L'Italien - Andrey Kravchuk

L’Italien d’Andrey Kravchuk, sorti cette semaine, est touchant par son sujet: dans un orphelinat, un petit russe, Vania, âgé de 6 ans, est sur le point d'être adopté par un couple italien, d'où le titre. Pour la plupart, les pensionnaires de ce lieu ne sont pas tous orphelins mais abandonnés par leur mère. Toutes les tranches d'âge sont représentées, dont des grands de 16 à 18 ans qui sont déjà des caïds et vivent de petits boulots. Une femme sert d'intermédiaire entre les couples adoptants et les enfants moyennant finances. Vania est vendu 5000 euros. Juste avant qu'il soit confié à un couple, la mère d'un autre enfant récemment adopté réapparaît. Cela provoque une sorte de "déclic" chez Vania qui aimerait mieux avoir sa vraie maman qu'une maman adoptive aussi gentille soit-elle. Il arrive à consulter son dossier d'abandon et il trouve l'adresse du foyer où il était avant.
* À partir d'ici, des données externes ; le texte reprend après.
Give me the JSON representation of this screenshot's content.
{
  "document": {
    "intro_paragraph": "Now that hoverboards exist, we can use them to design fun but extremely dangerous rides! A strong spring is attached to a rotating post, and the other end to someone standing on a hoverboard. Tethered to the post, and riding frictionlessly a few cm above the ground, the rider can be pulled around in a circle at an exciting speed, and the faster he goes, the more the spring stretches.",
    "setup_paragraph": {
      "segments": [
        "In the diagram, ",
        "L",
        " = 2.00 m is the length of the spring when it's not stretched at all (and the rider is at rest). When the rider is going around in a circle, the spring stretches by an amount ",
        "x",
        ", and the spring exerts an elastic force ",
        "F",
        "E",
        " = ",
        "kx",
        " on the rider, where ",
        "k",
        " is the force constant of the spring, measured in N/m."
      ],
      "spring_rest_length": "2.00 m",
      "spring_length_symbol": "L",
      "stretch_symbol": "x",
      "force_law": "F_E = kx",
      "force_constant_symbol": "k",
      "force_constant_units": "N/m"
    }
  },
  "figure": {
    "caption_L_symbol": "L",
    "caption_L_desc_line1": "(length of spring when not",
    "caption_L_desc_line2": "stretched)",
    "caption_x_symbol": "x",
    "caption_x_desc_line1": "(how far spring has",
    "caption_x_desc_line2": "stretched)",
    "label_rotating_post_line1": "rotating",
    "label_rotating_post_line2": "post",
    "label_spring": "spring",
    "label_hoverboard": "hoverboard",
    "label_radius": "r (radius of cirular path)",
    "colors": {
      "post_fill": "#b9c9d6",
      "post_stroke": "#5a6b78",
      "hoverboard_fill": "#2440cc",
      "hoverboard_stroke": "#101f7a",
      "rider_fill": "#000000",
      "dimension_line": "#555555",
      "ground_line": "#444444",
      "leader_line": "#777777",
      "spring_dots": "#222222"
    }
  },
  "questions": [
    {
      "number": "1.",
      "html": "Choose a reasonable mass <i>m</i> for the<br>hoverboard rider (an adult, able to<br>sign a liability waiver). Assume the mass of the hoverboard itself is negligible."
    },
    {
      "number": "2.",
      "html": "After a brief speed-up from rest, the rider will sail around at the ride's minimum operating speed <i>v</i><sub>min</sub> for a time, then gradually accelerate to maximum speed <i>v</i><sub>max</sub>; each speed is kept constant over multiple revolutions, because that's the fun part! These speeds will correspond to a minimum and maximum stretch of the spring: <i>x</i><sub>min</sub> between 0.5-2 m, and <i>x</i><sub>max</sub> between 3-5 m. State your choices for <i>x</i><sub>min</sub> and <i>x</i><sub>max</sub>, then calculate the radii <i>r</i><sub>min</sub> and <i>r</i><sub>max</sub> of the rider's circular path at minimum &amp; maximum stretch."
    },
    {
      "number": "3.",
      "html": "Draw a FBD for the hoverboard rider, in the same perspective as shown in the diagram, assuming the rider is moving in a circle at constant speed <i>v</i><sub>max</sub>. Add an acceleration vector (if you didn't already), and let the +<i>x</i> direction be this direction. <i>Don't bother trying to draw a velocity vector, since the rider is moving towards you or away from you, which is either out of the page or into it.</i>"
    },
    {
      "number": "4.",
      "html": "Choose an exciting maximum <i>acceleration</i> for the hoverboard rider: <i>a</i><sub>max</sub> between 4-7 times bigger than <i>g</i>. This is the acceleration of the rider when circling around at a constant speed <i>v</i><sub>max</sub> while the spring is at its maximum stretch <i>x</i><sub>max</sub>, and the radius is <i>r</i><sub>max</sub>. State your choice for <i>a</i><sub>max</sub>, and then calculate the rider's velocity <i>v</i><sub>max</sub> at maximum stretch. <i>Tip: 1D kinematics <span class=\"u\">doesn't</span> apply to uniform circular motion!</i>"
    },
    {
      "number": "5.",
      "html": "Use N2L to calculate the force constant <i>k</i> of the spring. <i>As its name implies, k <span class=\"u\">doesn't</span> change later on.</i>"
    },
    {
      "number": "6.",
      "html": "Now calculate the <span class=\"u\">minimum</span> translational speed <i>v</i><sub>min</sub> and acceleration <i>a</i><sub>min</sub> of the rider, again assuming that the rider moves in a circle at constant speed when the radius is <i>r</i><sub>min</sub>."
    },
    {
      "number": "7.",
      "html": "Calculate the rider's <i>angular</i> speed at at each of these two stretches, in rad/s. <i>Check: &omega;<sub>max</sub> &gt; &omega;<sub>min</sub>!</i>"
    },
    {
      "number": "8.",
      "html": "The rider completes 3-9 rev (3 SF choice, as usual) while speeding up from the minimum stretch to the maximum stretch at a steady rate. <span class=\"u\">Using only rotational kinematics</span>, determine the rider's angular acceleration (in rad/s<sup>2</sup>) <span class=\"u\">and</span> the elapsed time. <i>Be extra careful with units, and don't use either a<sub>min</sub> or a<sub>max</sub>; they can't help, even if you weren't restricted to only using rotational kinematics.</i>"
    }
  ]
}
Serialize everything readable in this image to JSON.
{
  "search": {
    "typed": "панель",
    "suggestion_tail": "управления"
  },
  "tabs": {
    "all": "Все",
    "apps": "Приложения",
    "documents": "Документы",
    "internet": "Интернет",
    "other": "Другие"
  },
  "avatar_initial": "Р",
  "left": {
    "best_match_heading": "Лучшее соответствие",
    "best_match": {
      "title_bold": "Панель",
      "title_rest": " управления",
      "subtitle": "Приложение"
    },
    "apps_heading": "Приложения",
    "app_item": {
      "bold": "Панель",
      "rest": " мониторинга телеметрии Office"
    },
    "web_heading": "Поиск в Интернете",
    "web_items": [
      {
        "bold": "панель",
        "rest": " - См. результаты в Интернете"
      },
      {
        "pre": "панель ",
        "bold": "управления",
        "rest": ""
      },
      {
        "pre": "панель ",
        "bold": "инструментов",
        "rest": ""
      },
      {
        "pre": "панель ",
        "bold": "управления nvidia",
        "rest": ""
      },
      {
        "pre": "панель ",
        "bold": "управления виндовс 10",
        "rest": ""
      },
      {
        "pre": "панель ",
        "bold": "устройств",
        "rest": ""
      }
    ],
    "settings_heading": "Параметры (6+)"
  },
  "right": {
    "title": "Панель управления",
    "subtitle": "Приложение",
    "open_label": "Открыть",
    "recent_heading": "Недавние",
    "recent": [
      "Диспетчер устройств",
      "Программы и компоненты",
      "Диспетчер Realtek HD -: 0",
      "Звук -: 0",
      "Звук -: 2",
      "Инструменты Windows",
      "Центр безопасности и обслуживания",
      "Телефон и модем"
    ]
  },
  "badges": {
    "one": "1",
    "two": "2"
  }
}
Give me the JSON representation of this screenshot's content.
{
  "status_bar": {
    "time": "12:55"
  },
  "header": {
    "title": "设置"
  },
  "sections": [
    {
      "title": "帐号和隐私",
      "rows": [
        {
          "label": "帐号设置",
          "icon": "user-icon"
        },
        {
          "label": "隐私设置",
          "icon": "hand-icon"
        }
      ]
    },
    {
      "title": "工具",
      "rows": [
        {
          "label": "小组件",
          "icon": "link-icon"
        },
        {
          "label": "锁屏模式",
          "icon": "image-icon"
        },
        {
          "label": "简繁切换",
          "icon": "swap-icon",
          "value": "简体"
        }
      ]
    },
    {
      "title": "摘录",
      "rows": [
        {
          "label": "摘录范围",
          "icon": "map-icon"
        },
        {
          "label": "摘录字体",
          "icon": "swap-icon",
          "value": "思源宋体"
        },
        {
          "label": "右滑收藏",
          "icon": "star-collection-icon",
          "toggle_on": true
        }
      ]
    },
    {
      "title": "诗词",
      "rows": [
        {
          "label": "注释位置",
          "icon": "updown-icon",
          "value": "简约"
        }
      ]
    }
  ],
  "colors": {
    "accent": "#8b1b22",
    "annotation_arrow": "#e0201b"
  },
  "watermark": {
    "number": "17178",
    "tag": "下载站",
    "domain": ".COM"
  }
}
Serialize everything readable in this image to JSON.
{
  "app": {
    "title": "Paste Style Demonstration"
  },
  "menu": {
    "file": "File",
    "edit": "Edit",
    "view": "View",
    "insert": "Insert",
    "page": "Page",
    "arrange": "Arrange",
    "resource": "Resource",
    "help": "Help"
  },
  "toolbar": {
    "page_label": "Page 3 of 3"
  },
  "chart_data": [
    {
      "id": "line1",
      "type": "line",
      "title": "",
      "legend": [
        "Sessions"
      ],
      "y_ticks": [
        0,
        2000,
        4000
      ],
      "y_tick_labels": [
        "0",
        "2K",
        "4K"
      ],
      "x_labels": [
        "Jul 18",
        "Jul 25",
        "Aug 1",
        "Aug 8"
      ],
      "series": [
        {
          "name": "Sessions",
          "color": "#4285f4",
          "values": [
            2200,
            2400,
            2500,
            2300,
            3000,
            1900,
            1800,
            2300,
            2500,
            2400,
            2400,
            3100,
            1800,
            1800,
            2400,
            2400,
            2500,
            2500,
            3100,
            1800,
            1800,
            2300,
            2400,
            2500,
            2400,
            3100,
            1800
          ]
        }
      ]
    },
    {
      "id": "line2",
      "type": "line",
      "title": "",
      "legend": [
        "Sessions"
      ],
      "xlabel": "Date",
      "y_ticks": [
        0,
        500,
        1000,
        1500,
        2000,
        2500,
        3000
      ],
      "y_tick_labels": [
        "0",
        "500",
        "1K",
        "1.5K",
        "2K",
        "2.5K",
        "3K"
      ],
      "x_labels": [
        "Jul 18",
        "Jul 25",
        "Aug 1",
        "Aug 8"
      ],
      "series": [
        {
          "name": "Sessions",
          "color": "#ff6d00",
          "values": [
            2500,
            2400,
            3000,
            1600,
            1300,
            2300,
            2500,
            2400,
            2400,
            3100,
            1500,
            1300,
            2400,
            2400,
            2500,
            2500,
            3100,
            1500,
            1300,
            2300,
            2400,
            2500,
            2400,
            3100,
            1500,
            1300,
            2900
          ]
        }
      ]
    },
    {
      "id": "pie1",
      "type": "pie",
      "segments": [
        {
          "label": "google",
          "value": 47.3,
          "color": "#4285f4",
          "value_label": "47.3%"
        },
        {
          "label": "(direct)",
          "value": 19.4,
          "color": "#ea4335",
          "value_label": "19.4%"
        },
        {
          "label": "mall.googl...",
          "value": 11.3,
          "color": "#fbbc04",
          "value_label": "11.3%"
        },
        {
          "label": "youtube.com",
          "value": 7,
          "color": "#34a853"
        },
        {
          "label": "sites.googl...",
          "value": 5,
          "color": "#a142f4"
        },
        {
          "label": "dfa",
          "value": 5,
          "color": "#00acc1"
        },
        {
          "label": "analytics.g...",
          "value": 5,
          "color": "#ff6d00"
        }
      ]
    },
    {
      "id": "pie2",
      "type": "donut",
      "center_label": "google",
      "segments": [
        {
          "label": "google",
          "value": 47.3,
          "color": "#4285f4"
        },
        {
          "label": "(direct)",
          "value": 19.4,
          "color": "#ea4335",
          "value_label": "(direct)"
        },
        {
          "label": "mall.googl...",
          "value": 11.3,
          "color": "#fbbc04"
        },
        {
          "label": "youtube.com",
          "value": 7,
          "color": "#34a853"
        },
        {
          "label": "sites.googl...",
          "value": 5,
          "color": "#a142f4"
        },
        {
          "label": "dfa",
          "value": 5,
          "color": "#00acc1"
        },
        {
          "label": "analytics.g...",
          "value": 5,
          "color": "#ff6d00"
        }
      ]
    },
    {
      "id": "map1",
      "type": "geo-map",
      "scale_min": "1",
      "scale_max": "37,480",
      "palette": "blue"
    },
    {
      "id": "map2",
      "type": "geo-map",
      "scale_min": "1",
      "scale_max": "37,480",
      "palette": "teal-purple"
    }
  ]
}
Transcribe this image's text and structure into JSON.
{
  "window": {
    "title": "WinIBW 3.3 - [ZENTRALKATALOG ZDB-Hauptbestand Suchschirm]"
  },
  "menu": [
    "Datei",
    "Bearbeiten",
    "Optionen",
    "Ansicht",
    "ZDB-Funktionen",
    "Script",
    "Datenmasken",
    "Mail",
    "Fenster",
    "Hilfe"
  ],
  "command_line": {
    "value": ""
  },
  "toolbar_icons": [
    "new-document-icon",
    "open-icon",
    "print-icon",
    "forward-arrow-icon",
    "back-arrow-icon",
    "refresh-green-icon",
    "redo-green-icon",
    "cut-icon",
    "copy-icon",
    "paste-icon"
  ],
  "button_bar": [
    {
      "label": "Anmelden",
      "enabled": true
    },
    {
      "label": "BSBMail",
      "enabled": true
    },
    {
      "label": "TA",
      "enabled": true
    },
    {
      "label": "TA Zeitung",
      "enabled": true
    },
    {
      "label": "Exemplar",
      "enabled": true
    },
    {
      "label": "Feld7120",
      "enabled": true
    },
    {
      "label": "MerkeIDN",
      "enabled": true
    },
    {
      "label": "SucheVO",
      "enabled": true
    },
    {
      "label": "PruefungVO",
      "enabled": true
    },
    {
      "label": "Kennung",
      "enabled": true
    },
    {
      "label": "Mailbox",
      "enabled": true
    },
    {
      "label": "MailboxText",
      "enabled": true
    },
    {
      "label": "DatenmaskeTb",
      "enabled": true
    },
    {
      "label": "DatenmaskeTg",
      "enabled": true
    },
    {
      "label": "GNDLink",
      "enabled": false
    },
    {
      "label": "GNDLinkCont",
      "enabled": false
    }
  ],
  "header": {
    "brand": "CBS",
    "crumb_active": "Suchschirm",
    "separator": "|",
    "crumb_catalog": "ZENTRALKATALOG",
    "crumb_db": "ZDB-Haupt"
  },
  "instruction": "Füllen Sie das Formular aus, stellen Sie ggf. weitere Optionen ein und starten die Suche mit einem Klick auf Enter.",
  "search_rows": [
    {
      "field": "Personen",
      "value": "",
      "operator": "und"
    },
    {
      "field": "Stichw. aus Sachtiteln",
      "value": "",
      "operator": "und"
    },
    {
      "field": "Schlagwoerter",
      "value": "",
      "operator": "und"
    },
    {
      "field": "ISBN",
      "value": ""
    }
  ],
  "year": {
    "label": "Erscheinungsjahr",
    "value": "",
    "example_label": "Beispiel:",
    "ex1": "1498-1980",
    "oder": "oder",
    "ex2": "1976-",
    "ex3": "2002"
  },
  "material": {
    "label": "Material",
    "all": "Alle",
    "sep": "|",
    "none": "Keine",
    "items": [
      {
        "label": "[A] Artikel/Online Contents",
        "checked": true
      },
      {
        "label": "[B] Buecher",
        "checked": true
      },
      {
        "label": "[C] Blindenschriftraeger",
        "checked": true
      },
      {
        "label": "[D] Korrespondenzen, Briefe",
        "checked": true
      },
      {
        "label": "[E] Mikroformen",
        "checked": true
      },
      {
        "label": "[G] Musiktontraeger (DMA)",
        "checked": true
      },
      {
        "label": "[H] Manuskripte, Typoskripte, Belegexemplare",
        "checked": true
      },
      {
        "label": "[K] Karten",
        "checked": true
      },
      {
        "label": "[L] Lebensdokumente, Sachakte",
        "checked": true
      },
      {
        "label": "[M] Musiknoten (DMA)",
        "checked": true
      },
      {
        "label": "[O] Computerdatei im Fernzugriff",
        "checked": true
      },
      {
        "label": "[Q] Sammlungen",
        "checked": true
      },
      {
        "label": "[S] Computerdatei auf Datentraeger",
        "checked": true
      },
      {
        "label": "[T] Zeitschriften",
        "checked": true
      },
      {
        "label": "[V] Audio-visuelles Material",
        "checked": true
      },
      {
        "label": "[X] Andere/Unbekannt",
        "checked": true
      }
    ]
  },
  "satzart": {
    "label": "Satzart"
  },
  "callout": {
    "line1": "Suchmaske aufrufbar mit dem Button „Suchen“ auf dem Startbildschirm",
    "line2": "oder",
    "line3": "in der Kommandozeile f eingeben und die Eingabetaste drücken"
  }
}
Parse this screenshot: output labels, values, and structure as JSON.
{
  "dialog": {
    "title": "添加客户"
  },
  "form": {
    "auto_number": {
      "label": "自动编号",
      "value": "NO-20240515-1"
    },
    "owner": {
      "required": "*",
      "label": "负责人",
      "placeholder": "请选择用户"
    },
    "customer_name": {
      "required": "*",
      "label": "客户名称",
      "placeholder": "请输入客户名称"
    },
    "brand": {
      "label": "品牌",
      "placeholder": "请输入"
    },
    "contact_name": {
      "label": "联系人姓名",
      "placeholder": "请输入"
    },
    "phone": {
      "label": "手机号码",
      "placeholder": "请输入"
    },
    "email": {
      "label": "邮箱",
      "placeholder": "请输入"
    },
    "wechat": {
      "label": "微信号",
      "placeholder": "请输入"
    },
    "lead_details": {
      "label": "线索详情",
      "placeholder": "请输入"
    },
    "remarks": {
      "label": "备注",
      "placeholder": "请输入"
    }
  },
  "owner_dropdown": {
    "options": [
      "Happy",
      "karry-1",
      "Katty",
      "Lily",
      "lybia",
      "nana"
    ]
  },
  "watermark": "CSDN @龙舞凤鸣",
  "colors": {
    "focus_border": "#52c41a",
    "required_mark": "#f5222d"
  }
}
Grâce à une pensionnaire de l'orphelinat qui vole de l'argent pour lui, il part à la recherche du foyer qui se trouve dans une autre ville. Il prend le train, poursuivi par la femme du bureau d'adoption flanquée de son chauffeur. A la fin, par l'intermédiaire du foyer, il retrouvera sa vraie maman et un autre enfant prendra sa place chez le couple d'Italiens. Ce film montre une Russie pas très reluisante car si tant d'enfants sont abandonnées c'est que les mères sont incapables de subvenir à leur besoin. A un moment donné, le directeur de l'orphelinat dit à un des enfants de ne pas tomber malade car l'Etat ne pourra pas payer les soins. Voici l'image que donne la Russie d'aujourd'hui. La vie est dure.